Lot two, Gold Crest Cutt Masta Rambo, was the top priced bull on the day, purchased by Lawrence Hack, Rocklea, Alpha, for $20,000.
Mr Lawrence, a repeat buyer of Gold Crest Limousins, said the two bulls that he purchased on the day "ticked all the boxes".
"They were structurally sound bulls that will pass on their progeny and make good looking cattle that will finish well," he said.
Speaking of the top-priced 26-month-old sire, Mr Hack said he was bound for a commercial herd of mainly Limousin and Charolais cross females, "with a splash of Droughtmaster and Brahman".
"He was a well structured bull, looks like he'll fit well into my operation and blend well with my cattle," he said.
Mr Hack said they were enjoying one of the best seasons he had ever seen and was looking forward to taking home his new additions.
Vendor Darren Hartwig said he and Shelly were very happy with the sale results, in particular their older sires.
"We were very happy with the way our two year old bulls sold, particularly that lot two, we were very happy with him," he said.
"He scanned really well, he has good figures, and that's pretty much exactly what we're trying to breed.
"We had a few littler bulls and we expected the market to be tougher for them, so we're not surprised that they didn't do quite as well.
"It was good to see the uniformity of the bulls, they were similar types of bulls, bred for similar conditions."
The couple have been breeding Limousins for seven years and said they were thrilled with the number of repeat buyers who purchased their bulls on the day.
"We had our repeat buyers who had bought our bulls out of the paddock in the past, so that was great to see, especially those buyers from the western areas," Mr Hartwig said.
"Repeat buyers coming back for our bulls is what makes us most excited."
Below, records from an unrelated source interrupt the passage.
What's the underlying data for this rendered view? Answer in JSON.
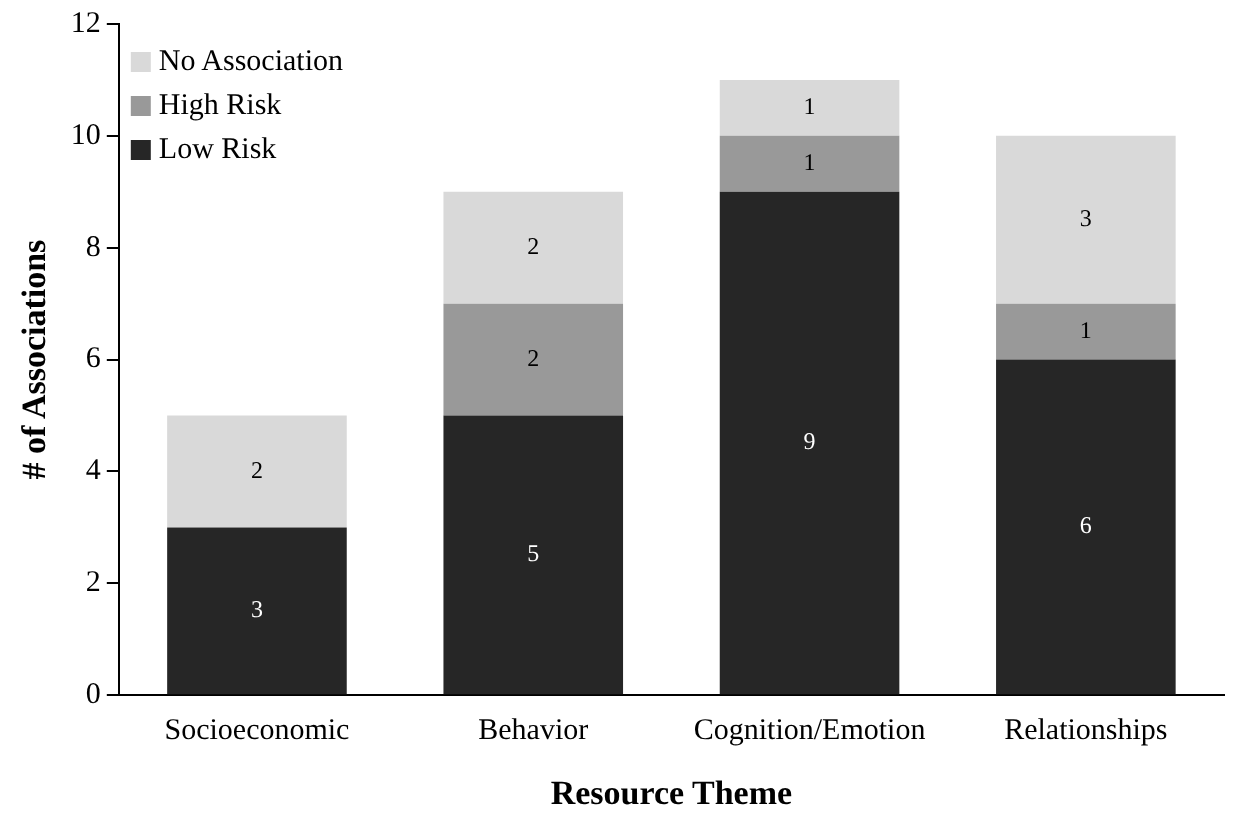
{
  "chart_data": {
    "type": "bar",
    "xlabel": "Resource Theme",
    "ylabel": "# of Associations",
    "categories": [
      "Socioeconomic",
      "Behavior",
      "Cognition/Emotion",
      "Relationships"
    ],
    "stacked": true,
    "series": [
      {
        "name": "Low Risk",
        "color": "#262626",
        "values": [
          3,
          5,
          9,
          6
        ],
        "value_labels": [
          "3",
          "5",
          "9",
          "6"
        ]
      },
      {
        "name": "High Risk",
        "color": "#999999",
        "values": [
          0,
          2,
          1,
          1
        ],
        "value_labels": [
          null,
          "2",
          "1",
          "1"
        ]
      },
      {
        "name": "No Association",
        "color": "#d9d9d9",
        "values": [
          2,
          2,
          1,
          3
        ],
        "value_labels": [
          "2",
          "2",
          "1",
          "3"
        ]
      }
    ],
    "ylim": [
      0,
      12
    ],
    "yticks": [
      0,
      2,
      4,
      6,
      8,
      10,
      12
    ],
    "grid": false,
    "legend": "top left"
  }
}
David Eagleson, Ulster Limousins, agreed that the support from repeat buyers was well appreciated, particularly given the last minute scramble with flood conditions leading up to the sale.
"For a first sale, it went pretty well," Mr Eaglson said.
"Unfortunately the amount of rain that we had yesterday did affect it, with a heap of roads being flooded, it probably put a bit of pressure on it, but it has been very well supported.
"There were a lot of repeat buyers, so it's good to see that the bulls are doing the job for people. Going forward, we're hoping to build and have more bulls next year."
Mr Eagleson also said that the current threat of foot and mouth disease was likely causing some hesitation amongst those in the stud beef industry.
"A lot of people said they were here today to have a look and were keen to buy in the future," he said.
"I think people are probably a bit nervous with the FMD situation and that's causing some problems for people.
"But overall, I think the sale did go very well today."
Bulls were bought by local graziers, as well as those in the south-west and central Queensland areas, with one online buyer purchasing from Scone, New South Wales.